Compliance
Compliance Overhaul: What UK Businesses Should Know About the Modernised Tax-Adviser Registration and Marketplace VAT Rules
New rules for tax adviser registration and expanded VAT liability for online marketplaces are transforming UK tax compliance—businesses and agents need to prepare now.
By NomadicTax Research Team • 5-8 min read • July 1, 2026
## Overview of Key Regulatory Changes
Two major compliance-facing reforms have been announced in the Tax Update 2026 package:
| Reform | Purpose | Effective As... |
|---|---|---|
| **Modernising and Mandating Tax Adviser Registration (MMTAR)**: all paid tax advisers interacting with HMRC must register via the Agent Services Account. | To raise standards, reduce the tax gap and ensure consistency in who can provide tax-advice services. | *Rollout begins 18 May 2026*, continues in phases until 31 March 2027. ([gov.uk](https://www.gov.uk/government/news/tax-advisers-check-if-you-need-to-register-under-new-rules?utm_source=openai))
| **Online Marketplace VAT liability extension** | To ensure online sellers—especially overseas or remote ones—comply with UK VAT rules and remove unfair competition benefiting non-compliant vendors. | Proposed via consultation as part of the June 2026 policy suite. ([gov.uk](https://www.gov.uk/government/publications/summary-of-tax-update-2026-simplification-modernisation-and-fairness/tax-update-2026-simplification-modernisation-and-fairness-summary?utm_source=openai))
## What Businesses and Agents Must Do Now
- Tax advisers (agents) must check whether they are within the scope of compulsory registration. Use HMRC’s interactive checker tool. Apply for an ASA if required. ([gov.uk](https://www.gov.uk/government/news/tax-advisers-check-if-you-need-to-register-under-new-rules?utm_source=openai))
- Online sellers via marketplaces need to monitor how liability rules may change. Collect evidence of VAT registration status, marketplace terms, and customer contracts; prepare to adjust pricing and processes to account for VAT collection obligations.
## Detailed Benefits and Risks
**Benefits**
- Trust and consistency: clients will have greater confidence that advisers meet minimum standards. Less risk of dealing with unregistered or low-quality advice.
- Environment ripe for clean compliance: online sellers who have been compliant will be less disadvantaged compared to those avoiding VAT.
- Better digital infrastructure: the reforms signal further digitisation (e.g. Option to Tax via digital channels). Many stakeholders will benefit by being early adopters. ([gov.uk](https://www.gov.uk/government/publications/summary-of-tax-update-2026-simplification-modernisation-and-fairness/tax-update-2026-simplification-modernisation-and-fairness-summary?utm_source=openai))
**Risks / Challenges**
- Costs of compliance: searchable documents, systems, pricing adjustments, registering with HMRC, training staff.
- Uncertainty while consultations are ongoing: some rules are not final; e.g. marketplace liability is still under review.
- Penalties may increase or become stricter under new rules, particularly for reckless untrue statements. ([gov.uk](https://www.gov.uk/government/publications/summary-of-tax-update-2026-simplification-modernisation-and-fairness/tax-update-2026-simplification-modernisation-and-fairness-summary?utm_source=openai))
## Example Case
- A business runs an online marketplace platform connecting artisans with UK customers. Under the new proposed VAT online marketplace liability extension, if some artisans are not VAT-registered or under declare VAT, the platform may become responsible for ensuring VAT compliance. Failing that, the platform may be liable.
- A sole practitioner tax adviser who has been giving advice informally without an Agent Services Account (ASA) receives HMRC correspondence: they must register and comply with the new rules, or risk not being legally recognised to act on clients’ behalf.
## Action Plan Checklist
1. **For agents / advisers**: review your circumstances vs HMRC’s guidance.

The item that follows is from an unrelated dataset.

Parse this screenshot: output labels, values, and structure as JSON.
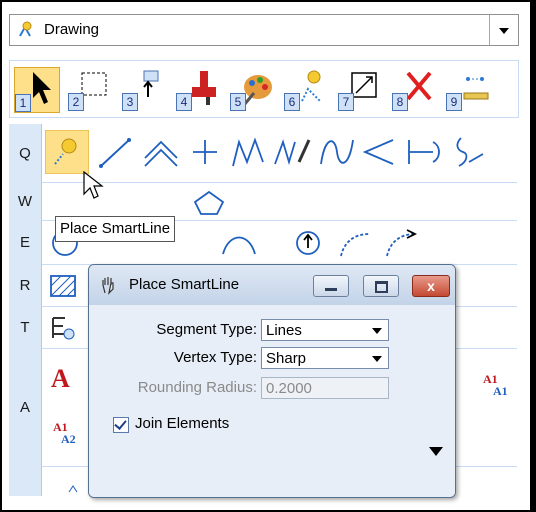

Register when your tranche opens; ensure you have ASA where needed.
2. **For marketplace operators**: audit existing terms of business; ensure you have VAT-registered users; possibly revise contracts or collect identities following marketplace liability rules.

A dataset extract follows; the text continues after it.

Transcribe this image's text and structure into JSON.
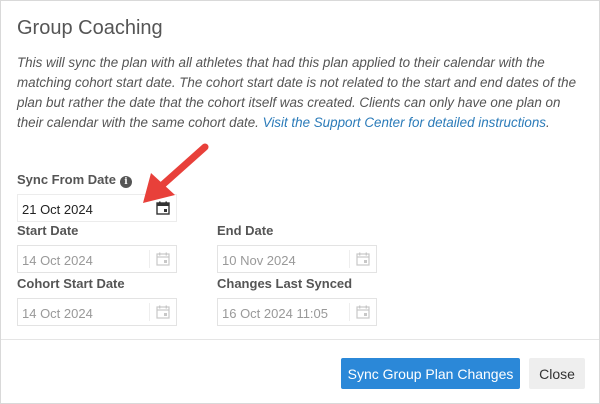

3. **For all businesses**: follow consultations, submit feedback. Plan systems updates early—digitisation, reporting, VAT workflows. Stay tuned to Finance Bill 2026-27 when final legislative language emerges.
## Bottom Line
Compliance is becoming more rigorous in the UK. Between adviser registration, marketplace VAT liability, and digitisation efforts, businesses and professionals need to assess exposure now. Taking steps today reduces risk tomorrow—mitigate surprises, avoid penalties, and build stronger compliance foundations.